Je me permets de souligner que toutes ces haineuses exécutions de fous d'un dieu aussi quelconque que les autres sont perpétrées à cause de quelques dessins, des crayonnés sur bout de papier… et l'on tue pour ça ? pas vraiment, il s'agit surtout de nous ratiboiser les ailes du désir de caricaturer, se moquer, envoyer de joyeuses flèches inoffensives à la face du monde pour en souligner les travers ; une certaine liberté laïque que ne peuvent supporter les suppôts de dieu, n'importe lequel.
Je me permets de souligner que les premières victimes et les plus nombreuses des fous d'un dieu aussi quelconque que les autres sont les musulmans eux-mêmes.
Je me permets de souligner qu'il est un peu stupide de pourfendre l'Islam en son entièreté.
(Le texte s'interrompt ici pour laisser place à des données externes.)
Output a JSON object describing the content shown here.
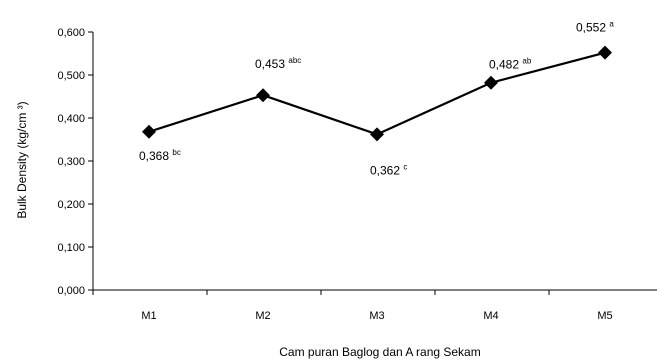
{
  "chart_data": {
    "type": "line",
    "categories": [
      "M1",
      "M2",
      "M3",
      "M4",
      "M5"
    ],
    "values": [
      0.368,
      0.453,
      0.362,
      0.482,
      0.552
    ],
    "data_labels": [
      {
        "value": "0,368",
        "notation": "bc"
      },
      {
        "value": "0,453",
        "notation": "abc"
      },
      {
        "value": "0,362",
        "notation": "c"
      },
      {
        "value": "0,482",
        "notation": "ab"
      },
      {
        "value": "0,552",
        "notation": "a"
      }
    ],
    "y_ticks": [
      "0,000",
      "0,100",
      "0,200",
      "0,300",
      "0,400",
      "0,500",
      "0,600"
    ],
    "ylim": [
      0,
      0.6
    ],
    "xlabel": "Cam puran Baglog dan A rang Sekam",
    "ylabel": "Bulk Density (kg/cm ³)",
    "title": "",
    "grid": false,
    "legend": "none",
    "line_color": "#000000",
    "marker": "diamond"
  }
}
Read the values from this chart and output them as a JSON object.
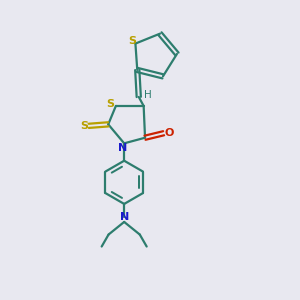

Quel Islam ?
Un jour que je rôdais en terre étrangère, un brave gars m'expliquai que tout ce qui se raconte en France c'est contre l'Islam, c'est "pour salir l'Islam" disait-il littéralement ; "ah bon lui répondis-je, lequel d'Islam ?" Comme il bafouillait, je lui demandai des précisions, Islam prôné par les chiites ou les sunnites, malékites, soufis, ibadites, druzes, mozabites, ismaellites, halévites ?… et j'en oublie forcément n'étant pas assez versée ni studieuse pour tout retenir.
 
 
Dans le marasme ambiant, je vais souvent me réfugier chez les sites des journaux étrangers de langue française histoire de comparer les points de vue, recouper les sources ; après la mort du professeur, je fus assez surprise et plutôt ravie de lire des articles critiquant vertement les exactions déistes et surtout contente de lire les commentaires des lecteurs. Ils ragent autant que moi ! En Tunisie par ICI ou en Algérie par ICI, il faut sans doute chercher les articles un peu loin dans les pages, ça vaut le coup ils sont rafraîchissants.
Pour des analyses un peu pointues de ces problèmes géopolitiques pour lesquels je suis facilement dépassée, perdue et désolée, je me réfère à l'excellent Orient XXI
 

Avant-hier c'était la grande cérémonie pour honorer des morts, malheureux braves gars envoyés à la boucherie guerrière par les politiques du moment :

Si par malheur ils survivaient
C’était pour partir à la guerre
C’était pour finir à la guerre
Aux ordres de quelque sabreur
Qui exigeait du bout des lèvres
Qu’ils aillent ouvrir au champ d’horreur
Leurs vingt ans qui n’avaient pu naître
Et ils mouraient à pleine peur
tout miséreux oui notre bon Maître
Couverts de prèles oui notre Monsieur
Demandez-vous belle jeunesse
Le temps de l’ombre d’un souvenir
Le temps de souffle d’un soupir

Pourquoi ont-ils tué Jaurès ?
Pourquoi ont-ils tué Jaurès ? *

et ça se tient au garde-à-vous les gouvernants (gouvernent-ils ?) et ça fait transporter des gerbes de fleurs aux trois couleurs du drapeau et ça attrape froid dans les courants d'air alors ça ravive une flamme. Ça pousse le bouchon jusqu'à exhumer un cercueil d'écrivain de son cimetière jusqu'au Panthéon, grosse boursouflure néo-classique où l'on range les "grands hommes" ; ah ça ! un Genevoix parmi les Voltaire et autre Jaurès, Moulin  ? ça n'est pas à Dorgelès que ça arriverait d'être honoré pour ses écrits sur la guerre de 14-18 !

 

Aujourd'hui anniversaire des attaques de 2015 alors ça se tient au garde-à-vous les gouvernants (gouvernent-ils ?) et ça fait transporter des gerbes de fleurs aux trois couleurs du drapeau et ça attrape froid dans les courants d'air, il n'y a pas de flamme pour ces morts ci.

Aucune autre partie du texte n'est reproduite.